The mystic union of “Christ and the church” is not interchangeable either.  Two parts of the same (church and church or Christ and Christ) does not accomplish what God has planned in redemptive history. 

CLOSE:

Why is so much of the American church finding homosexuality and homosexual marriage acceptable when sins  such as ethnic prejudice, economic exploitation or violence against women are not tolerated?
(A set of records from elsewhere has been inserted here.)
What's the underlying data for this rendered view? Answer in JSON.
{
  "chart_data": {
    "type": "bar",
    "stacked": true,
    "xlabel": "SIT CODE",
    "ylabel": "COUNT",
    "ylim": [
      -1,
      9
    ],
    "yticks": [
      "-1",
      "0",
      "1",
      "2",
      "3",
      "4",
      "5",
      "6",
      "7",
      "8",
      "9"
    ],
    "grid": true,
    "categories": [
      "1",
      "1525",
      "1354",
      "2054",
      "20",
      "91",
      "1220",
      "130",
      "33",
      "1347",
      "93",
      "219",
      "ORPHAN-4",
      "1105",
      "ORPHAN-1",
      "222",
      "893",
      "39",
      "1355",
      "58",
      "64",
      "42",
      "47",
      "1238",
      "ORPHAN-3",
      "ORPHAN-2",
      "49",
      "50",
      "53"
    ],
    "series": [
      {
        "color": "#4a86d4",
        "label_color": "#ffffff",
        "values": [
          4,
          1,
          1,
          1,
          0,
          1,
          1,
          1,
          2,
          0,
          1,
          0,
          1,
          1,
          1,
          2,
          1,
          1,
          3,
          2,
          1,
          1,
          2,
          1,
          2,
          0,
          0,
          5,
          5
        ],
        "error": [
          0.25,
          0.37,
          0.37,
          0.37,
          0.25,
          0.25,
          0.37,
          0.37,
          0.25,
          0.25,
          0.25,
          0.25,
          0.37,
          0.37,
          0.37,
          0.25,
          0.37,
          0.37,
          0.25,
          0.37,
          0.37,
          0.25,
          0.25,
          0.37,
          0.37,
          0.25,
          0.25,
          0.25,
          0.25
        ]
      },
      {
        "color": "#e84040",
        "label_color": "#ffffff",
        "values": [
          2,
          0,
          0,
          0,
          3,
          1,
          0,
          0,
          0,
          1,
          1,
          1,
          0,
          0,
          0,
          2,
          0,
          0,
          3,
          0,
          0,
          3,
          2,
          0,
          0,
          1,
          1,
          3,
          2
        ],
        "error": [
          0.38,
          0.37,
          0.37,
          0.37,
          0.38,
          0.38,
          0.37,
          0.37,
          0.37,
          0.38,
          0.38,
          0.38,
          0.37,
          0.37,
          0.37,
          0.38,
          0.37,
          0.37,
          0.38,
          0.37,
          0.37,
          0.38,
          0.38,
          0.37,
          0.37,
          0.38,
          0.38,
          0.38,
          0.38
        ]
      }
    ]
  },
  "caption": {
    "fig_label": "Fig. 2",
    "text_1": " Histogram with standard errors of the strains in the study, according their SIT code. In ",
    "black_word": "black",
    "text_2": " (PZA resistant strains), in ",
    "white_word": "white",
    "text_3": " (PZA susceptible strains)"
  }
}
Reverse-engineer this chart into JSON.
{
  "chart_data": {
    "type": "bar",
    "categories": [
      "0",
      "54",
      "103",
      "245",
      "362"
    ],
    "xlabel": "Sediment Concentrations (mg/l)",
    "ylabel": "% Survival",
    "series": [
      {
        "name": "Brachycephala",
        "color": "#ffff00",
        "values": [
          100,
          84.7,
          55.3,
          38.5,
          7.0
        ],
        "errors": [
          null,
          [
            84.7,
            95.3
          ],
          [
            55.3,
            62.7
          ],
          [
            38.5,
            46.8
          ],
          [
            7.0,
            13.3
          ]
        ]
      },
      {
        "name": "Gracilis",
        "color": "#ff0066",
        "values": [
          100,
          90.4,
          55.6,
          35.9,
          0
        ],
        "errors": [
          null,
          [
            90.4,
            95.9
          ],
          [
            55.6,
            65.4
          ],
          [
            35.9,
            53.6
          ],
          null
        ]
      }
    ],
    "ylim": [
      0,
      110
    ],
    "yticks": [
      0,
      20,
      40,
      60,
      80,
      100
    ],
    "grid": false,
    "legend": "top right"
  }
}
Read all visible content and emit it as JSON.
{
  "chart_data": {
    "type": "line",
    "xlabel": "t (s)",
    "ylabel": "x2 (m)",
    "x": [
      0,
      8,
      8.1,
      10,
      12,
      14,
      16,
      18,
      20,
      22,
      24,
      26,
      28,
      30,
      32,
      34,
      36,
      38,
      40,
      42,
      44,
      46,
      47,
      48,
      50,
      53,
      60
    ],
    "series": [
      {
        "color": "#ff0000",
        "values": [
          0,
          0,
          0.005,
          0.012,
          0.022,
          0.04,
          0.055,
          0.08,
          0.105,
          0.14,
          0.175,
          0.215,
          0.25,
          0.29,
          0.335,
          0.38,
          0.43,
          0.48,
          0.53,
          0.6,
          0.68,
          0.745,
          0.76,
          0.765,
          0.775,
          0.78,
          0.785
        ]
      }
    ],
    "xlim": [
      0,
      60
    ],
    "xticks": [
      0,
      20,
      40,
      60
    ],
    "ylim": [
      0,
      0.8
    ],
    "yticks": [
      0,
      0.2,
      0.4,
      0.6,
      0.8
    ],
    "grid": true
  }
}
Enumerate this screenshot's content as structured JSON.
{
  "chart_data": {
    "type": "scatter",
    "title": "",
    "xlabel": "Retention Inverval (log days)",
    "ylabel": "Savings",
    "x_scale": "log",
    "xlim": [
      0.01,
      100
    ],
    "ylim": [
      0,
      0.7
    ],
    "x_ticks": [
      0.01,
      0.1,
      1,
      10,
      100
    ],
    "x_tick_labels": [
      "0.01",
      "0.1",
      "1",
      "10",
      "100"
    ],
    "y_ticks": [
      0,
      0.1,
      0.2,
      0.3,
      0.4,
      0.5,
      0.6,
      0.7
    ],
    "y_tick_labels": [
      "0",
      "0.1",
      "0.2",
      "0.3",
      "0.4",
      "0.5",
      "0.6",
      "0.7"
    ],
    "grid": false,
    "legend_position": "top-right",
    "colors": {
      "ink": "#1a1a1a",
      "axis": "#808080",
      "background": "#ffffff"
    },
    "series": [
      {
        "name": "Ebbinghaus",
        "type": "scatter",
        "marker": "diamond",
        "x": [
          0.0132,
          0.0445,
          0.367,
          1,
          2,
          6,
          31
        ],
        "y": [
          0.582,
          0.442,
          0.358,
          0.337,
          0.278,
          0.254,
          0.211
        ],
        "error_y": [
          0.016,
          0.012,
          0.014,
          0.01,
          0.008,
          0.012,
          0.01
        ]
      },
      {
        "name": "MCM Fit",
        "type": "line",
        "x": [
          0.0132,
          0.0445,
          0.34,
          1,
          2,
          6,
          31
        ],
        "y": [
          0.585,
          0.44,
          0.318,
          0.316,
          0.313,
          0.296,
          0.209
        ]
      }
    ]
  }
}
Can it be anything but conforming to the world of our day, contrary to what Romans 12:1-2 call us to?  Would the church really have come to the conclusion that this is God's plan for humanity...or a portion of humanity...were it not for the social, legal and political pressure being brought to embrace homosexuality as normal, natural, God-given and something to "take pride" in?  

Let's wrap this up today addressing just one of those cultural arguments being used against followers of Jesus who still hold to one-man/one-woman biblical marriage.

Criticism:  The God I worship is a Loving God!

ANSWER:

  • The love of God doesn’t swallow all the other attributes.
  • The simplicity of God.
  • 2:19ff—Thyatira faulted for tolerating false teaching and immoral behavior (Jezebel)
  • This kind of understanding of God makes his love into tolerance of that which his nature cannot tolerate—sin.
  • What is your definition of love…particularly when it comes to violating the character and revealed will of God?

Communion:

  • We are ALL sinners, no better nor worse than each other.
  • Christ died to save us from all sin, including any form of sexual sin.
  • Embracing his salvation and lordship requires that we agree with God about our sin, repent of it, and seek the power of Christ to walk in holiness and righteousness as defined by God.
  • When we "take Christ" in this symbolic manner, we are taking all of Him...and all that He said about marriage and sexuality as well as all other matters, issues and sins in life.